Logic Puzzles

[Doug31]

Yea, and this other approach is probably something that I completely don't understand you're allowed to do.

If there were 2 people and 2 boxes, and each person got to pick one box, then the first person tries a box, and has a 50-50 chance. Then the second person would know if they were still alive that it must be the second box, so that would be 50%.

Now, if there were 3 people, 3 boxes, and each got 2 choices, then the first person could try the first 1, so they'd be at 33.33~%. But, then the remaining two would know they both had to be in the last 2, which would be a 100% chance, so I can see how it could be done like that, as well.

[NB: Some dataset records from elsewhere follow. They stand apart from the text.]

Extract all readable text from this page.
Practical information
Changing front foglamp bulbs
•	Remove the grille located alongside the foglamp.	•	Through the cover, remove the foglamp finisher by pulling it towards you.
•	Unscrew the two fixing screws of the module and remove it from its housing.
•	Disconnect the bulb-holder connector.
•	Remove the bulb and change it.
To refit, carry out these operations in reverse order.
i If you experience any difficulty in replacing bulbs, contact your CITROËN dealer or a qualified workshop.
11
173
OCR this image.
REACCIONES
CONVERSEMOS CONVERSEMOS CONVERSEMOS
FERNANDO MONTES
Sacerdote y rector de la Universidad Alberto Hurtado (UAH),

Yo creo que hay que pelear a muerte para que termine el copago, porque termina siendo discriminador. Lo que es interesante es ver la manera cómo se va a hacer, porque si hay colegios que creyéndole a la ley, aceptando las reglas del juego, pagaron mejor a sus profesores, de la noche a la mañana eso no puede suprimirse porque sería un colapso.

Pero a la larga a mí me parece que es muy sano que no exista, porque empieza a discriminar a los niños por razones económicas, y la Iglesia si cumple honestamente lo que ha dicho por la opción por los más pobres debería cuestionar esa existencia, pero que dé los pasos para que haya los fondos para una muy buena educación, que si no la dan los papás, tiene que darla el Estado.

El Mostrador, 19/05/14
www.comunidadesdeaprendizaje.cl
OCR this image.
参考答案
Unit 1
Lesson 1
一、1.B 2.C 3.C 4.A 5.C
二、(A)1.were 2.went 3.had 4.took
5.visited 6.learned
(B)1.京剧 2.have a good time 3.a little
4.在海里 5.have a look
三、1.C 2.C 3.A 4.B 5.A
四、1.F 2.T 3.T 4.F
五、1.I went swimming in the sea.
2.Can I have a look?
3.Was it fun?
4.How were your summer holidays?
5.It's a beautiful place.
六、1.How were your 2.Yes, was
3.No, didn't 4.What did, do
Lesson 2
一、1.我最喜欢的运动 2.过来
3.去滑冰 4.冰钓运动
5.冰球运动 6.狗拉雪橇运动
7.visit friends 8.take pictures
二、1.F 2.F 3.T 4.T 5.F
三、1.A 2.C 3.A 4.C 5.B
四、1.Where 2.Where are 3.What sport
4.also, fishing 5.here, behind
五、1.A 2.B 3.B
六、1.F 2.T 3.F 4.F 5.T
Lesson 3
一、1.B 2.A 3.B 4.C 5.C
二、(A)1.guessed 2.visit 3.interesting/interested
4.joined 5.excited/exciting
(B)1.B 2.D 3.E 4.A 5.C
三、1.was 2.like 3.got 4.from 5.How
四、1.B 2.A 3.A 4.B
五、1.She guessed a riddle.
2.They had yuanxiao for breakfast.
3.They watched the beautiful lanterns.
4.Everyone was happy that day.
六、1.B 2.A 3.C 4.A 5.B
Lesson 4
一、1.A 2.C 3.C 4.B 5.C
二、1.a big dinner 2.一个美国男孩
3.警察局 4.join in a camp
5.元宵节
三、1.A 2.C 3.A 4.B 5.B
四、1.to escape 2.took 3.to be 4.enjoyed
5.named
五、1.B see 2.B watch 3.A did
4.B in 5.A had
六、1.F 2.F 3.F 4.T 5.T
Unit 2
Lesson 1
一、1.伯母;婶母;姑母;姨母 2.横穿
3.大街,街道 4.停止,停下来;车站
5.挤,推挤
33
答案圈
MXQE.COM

Now, if there were 4 people, 4 boxes, and 2 choices each, I can't even see how to do that. What can the first person do? They have to pick 2 boxes or it's already less than 30%, so they pick 2 boxes...50%. Then the next person now knows the first person's was in one of the first two, so theirs is much more likely to be in the second 2. So the only way they can stay about 30% from that point is to pick the second 2. Even still, there was only a 2/3 chance that it would have been in one of the second 2, so they're down to 33.33~%. Now, the third person would only have a 50% chance, so it's over.

What am I missing here?

Edit: And ~HentaiXXX~, that would give the first person a 50/100 chance, and the second person a 50/99 chance, which is already only 25.2525~%, so it's already too low of a chance after only 2 people, just like all the ways I can come up with.